Hypothesized effects: Study investigators hypothesized that increased access to school-based health services improves sexual and reproductive health among high-school students.
Level at which the exposure is measured: The exposure of interest in this study is the availability and quality of school-based health services. This exposure was measured in several ways, including 1) the number of nursing and doctor hours per week per 100 students, 2) whether a school offered doctor visits, 3) whether a school’s health practitioners held team-based meetings weekly or more often, 4) whether the health team met with the school counselor or health teacher each term or more often, and 5) whether a school performed a routine comprehensive health screening on all year-9 students. Each of these five measurements of the exposure was measured at the school level.

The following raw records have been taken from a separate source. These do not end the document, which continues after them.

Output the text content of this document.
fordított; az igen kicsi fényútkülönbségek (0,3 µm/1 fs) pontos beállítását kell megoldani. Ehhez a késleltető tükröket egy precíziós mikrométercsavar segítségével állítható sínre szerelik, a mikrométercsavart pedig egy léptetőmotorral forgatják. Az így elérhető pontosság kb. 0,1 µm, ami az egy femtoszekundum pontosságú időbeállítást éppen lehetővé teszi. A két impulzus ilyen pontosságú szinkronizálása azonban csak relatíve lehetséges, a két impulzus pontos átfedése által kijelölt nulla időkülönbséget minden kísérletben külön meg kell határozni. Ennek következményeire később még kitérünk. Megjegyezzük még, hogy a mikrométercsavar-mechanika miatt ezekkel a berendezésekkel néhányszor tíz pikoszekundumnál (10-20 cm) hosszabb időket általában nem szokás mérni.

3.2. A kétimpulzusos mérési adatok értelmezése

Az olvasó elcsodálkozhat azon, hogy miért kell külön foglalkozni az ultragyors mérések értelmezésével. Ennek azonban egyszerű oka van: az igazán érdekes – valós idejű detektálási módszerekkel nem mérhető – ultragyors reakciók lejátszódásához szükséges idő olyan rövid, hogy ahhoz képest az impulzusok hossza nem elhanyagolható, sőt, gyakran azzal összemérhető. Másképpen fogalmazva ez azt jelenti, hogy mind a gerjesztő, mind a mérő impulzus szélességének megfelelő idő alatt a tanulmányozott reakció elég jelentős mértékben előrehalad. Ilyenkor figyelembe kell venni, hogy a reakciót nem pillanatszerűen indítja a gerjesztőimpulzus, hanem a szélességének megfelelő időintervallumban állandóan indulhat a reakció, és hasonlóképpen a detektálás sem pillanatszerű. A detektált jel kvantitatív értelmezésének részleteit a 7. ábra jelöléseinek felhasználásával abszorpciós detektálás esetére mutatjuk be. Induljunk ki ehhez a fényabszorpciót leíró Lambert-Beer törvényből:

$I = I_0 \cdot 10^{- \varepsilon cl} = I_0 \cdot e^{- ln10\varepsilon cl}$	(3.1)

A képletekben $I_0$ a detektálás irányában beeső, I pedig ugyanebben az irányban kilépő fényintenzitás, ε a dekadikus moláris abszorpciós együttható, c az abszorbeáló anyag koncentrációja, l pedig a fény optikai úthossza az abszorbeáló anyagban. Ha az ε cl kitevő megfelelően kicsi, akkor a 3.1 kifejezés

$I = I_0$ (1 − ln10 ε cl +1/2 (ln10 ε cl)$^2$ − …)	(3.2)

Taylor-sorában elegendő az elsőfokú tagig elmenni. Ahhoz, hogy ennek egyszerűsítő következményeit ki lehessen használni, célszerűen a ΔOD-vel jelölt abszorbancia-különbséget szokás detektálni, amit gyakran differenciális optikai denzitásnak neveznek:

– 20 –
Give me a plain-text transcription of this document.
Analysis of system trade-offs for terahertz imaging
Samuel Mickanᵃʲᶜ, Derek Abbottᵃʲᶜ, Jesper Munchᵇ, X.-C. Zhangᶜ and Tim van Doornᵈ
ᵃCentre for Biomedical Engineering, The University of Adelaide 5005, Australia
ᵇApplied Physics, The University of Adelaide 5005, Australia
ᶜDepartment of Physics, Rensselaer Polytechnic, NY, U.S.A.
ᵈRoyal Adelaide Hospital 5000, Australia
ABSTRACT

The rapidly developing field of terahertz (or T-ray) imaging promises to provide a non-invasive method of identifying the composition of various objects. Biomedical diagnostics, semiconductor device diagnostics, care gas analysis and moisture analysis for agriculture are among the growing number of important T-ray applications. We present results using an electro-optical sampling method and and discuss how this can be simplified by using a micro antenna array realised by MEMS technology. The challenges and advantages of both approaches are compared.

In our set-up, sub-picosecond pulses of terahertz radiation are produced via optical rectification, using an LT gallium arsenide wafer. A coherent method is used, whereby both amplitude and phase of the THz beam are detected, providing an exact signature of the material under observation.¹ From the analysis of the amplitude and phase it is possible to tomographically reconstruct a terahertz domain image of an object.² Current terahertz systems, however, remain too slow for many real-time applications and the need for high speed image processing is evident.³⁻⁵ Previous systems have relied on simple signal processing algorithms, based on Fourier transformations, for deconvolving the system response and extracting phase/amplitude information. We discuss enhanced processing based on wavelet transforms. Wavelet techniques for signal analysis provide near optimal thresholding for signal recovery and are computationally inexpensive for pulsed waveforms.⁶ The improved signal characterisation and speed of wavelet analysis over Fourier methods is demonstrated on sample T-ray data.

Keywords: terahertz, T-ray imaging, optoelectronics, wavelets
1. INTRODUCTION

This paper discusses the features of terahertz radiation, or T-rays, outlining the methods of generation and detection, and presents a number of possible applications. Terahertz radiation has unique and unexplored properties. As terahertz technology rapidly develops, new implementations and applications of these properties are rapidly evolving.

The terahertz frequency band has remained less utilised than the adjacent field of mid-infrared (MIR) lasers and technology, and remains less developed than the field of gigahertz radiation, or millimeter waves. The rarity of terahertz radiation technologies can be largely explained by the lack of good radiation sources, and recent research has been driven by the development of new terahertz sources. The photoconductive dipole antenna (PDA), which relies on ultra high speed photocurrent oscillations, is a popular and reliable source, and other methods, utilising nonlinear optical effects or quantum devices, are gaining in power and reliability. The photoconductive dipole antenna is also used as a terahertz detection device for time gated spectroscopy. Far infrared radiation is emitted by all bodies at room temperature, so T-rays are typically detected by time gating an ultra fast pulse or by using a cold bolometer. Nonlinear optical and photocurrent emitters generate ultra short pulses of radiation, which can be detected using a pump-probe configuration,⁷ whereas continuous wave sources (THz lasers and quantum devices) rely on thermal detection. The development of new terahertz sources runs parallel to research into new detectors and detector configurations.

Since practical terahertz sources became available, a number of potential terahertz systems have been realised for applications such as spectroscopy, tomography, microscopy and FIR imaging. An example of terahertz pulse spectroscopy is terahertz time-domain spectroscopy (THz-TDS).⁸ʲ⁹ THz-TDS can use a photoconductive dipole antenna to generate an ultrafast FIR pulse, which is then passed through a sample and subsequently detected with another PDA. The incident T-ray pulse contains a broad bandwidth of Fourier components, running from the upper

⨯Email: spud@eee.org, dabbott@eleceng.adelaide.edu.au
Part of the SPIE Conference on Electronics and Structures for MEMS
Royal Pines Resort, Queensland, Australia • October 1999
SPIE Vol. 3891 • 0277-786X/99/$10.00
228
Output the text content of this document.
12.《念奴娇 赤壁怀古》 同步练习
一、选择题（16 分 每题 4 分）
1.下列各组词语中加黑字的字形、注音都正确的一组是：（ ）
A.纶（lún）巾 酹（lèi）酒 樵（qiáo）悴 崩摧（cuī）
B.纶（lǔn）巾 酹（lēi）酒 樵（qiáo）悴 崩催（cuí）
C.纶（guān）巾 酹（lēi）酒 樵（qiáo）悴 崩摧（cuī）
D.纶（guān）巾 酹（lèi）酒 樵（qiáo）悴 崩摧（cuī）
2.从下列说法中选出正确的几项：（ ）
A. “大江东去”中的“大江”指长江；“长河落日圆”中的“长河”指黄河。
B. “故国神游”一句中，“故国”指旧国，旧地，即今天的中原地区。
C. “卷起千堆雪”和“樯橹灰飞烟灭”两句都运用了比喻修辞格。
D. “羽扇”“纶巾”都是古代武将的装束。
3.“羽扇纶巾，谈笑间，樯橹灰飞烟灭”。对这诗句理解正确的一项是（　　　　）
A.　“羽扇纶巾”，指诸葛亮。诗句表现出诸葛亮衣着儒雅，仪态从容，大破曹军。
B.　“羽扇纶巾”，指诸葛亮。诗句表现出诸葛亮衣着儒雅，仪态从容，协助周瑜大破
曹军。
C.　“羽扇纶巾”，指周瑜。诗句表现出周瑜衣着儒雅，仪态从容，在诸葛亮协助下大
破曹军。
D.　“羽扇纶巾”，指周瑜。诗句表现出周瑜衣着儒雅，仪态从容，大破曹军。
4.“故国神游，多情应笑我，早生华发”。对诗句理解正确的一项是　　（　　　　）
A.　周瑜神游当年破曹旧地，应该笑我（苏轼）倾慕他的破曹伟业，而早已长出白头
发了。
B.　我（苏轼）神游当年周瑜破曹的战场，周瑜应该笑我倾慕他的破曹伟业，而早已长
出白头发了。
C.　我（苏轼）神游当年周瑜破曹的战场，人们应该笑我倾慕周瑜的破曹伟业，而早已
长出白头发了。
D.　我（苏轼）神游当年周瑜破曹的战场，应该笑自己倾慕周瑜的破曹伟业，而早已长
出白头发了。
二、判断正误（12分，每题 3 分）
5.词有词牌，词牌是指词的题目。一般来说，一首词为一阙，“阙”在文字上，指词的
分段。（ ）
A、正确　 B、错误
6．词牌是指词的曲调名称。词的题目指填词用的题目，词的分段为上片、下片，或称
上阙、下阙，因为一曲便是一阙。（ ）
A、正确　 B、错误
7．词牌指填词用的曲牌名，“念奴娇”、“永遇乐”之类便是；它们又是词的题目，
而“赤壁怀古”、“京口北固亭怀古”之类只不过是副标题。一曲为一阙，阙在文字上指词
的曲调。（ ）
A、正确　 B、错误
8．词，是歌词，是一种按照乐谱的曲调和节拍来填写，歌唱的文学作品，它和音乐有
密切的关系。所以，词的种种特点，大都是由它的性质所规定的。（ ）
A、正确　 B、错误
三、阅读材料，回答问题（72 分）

Statistical model used to estimate the effect: The study investigators used generalized linear mixed models with school treated as a random effect to estimate the effects of each of these cluster-level exposure variables on individual student sexual and reproductive health outcomes, adjusting for relevant cluster-level and individual-level covariates. The two outcomes they evaluated were consistent condom and/or contraception use among sexually active students and “being involved with a pregnancy” (that is, having ever been pregnant or having ever gotten someone pregnant) among sexually active students.
Other statistical model that may be appropriate or preferable: A generalized estimating equation (GEE) model may be preferable for this analysis since it fits a marginal model, allowing us to target inference at the population-level (school-level). We are more interested in the school-wise average rates of consistent condom use and pregnancy than in the differences among individual students.